講師:藤村 宏幸 氏(株式会社 荏原製作所 名誉会長)
日時:2005.12.1


<講義内容>

1. 経営とは

経営とは、独創的なビジネスモデルや技術開発が社会に受け入れられることで、企業に新たな夢が生まれ、さらに社会の要望も高まるというらせん的な発展過程である。経営はすべて人の能力やつながり、道徳性にかかっているので、「人」を大切に扱うことが企業の根本である。

2. グローバル・トリレンマを同時に解決できる企業、システム

現在人類は(1)経済発展の必要性、(2)資源枯渇、(3)環境負荷、のグローバル・トリレンマに直面している。これを克服するのが21世紀の企業である。雇用創出における地場産業の役割が評価できる。地場で自然エネルギーをベースとした産業が活動し、その基盤の上にグローバルな企業が活動する、という状態が想定できる。また双方の企業において、究極のゼロエミッションの達成が必要である。

3. 日本におけるバイオマス利用の促進

様々なバイオマスは基本的に同じ成分のため、分別回収の壁を超えた精製が最も効率的である。エネルギー密度の小ささや回収の困難のためにビジネスとして成立しにくいが、最近の原油価格の上昇により、コスト競争力が向上している。日本国内で約1億トン、世界的には現在使用されているエネルギー量の6.5倍の潜在エネルギーがある。

これまでに、ガス化炉によるケミカルリサイクル、汚泥処理施設のバイオマス利用、エコベジタブルシステム温室などのプロジェクトが実施されている。これらを活用した地域トータルエネルギーマネジメント事業のイメージが描ける。

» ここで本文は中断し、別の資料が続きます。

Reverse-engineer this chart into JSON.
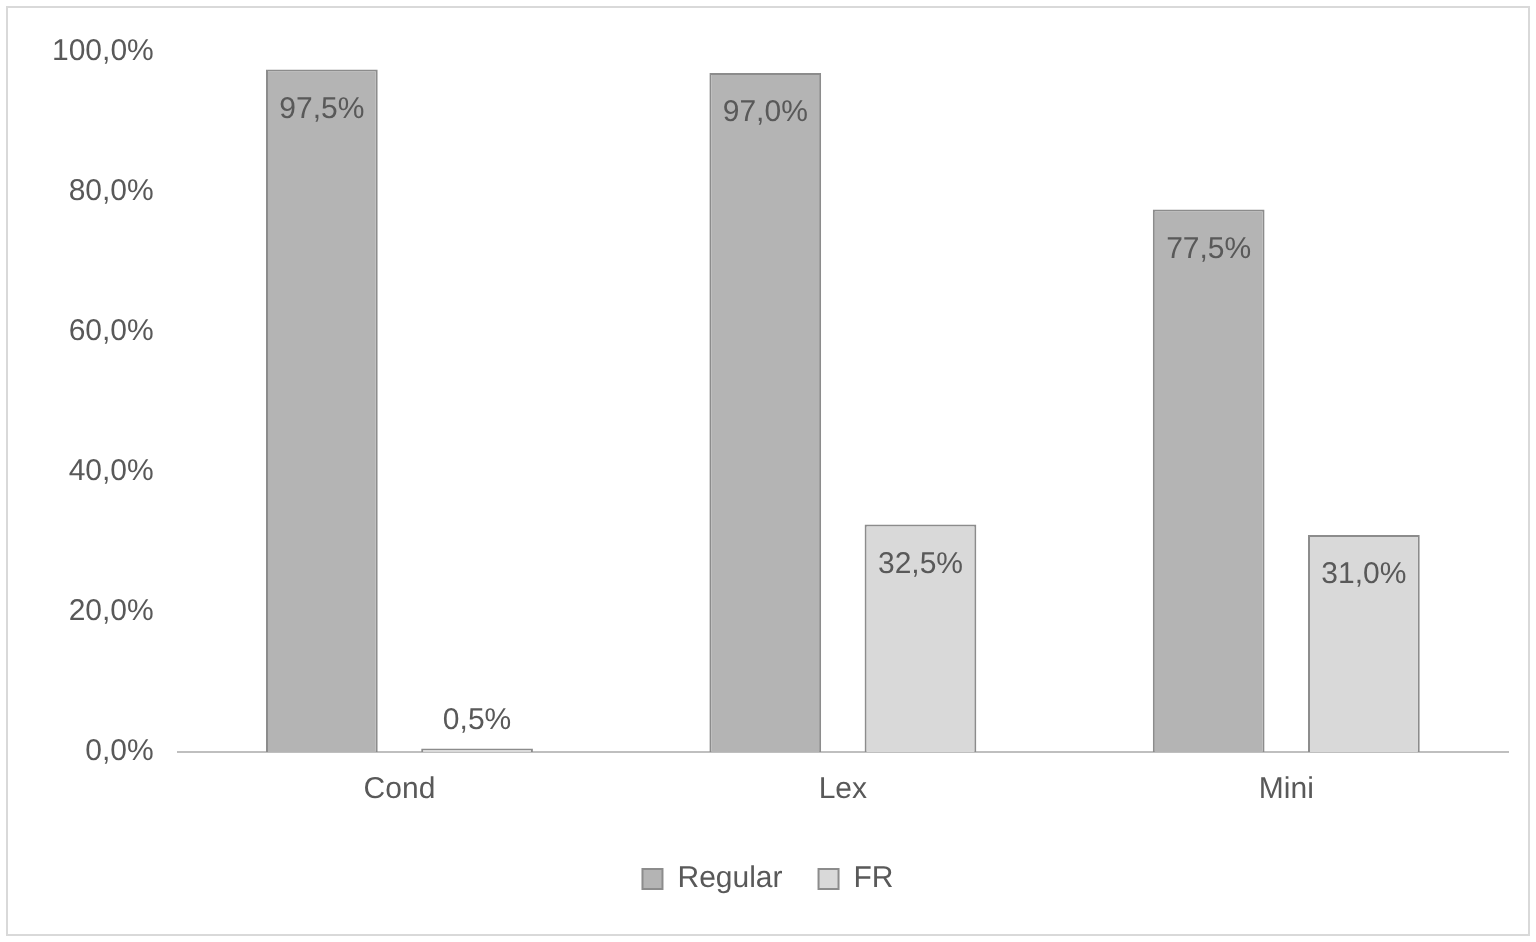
{
  "chart_data": {
    "type": "bar",
    "categories": [
      "Cond",
      "Lex",
      "Mini"
    ],
    "series": [
      {
        "name": "Regular",
        "color": "#b4b4b4",
        "values": [
          97.5,
          97.0,
          77.5
        ],
        "value_labels": [
          "97,5%",
          "97,0%",
          "77,5%"
        ]
      },
      {
        "name": "FR",
        "color": "#d9d9d9",
        "values": [
          0.5,
          32.5,
          31.0
        ],
        "value_labels": [
          "0,5%",
          "32,5%",
          "31,0%"
        ]
      }
    ],
    "ylim": [
      0,
      100
    ],
    "yticks": [
      {
        "value": 0,
        "label": "0,0%"
      },
      {
        "value": 20,
        "label": "20,0%"
      },
      {
        "value": 40,
        "label": "40,0%"
      },
      {
        "value": 60,
        "label": "60,0%"
      },
      {
        "value": 80,
        "label": "80,0%"
      },
      {
        "value": 100,
        "label": "100,0%"
      }
    ],
    "grid": false,
    "legend": "bottom"
  }
}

政府の取り組みとしては、2002年12月に「バイオマス・ニッポン総合戦略」が閣議決定された。この中で2010年までに50カ所でのモデル事業の実施を計画しているが、市場経済に環境負荷を含めていくための経済的仕組みには言及していない。

4.「循環社会度」評価の尺度

我々は営業活動において、企業活動の「循環社会度」評価の尺度としてTLCC(Total Lifecycle Cost)という指標を提案している。TLCCは「LCC+環境負荷回復費用」を分母とし、幸福を分子として「循環社会度」を算出する。

<質疑応答> 会場から、日本におけるバイオマス利用の普及の見通しについて質問があり、藤村氏は2020年に向けて取り組みが進むだろうと回答した。また荏原製作所における収入規模は小さいが、人材投入や海外事業に積極的であることが紹介された。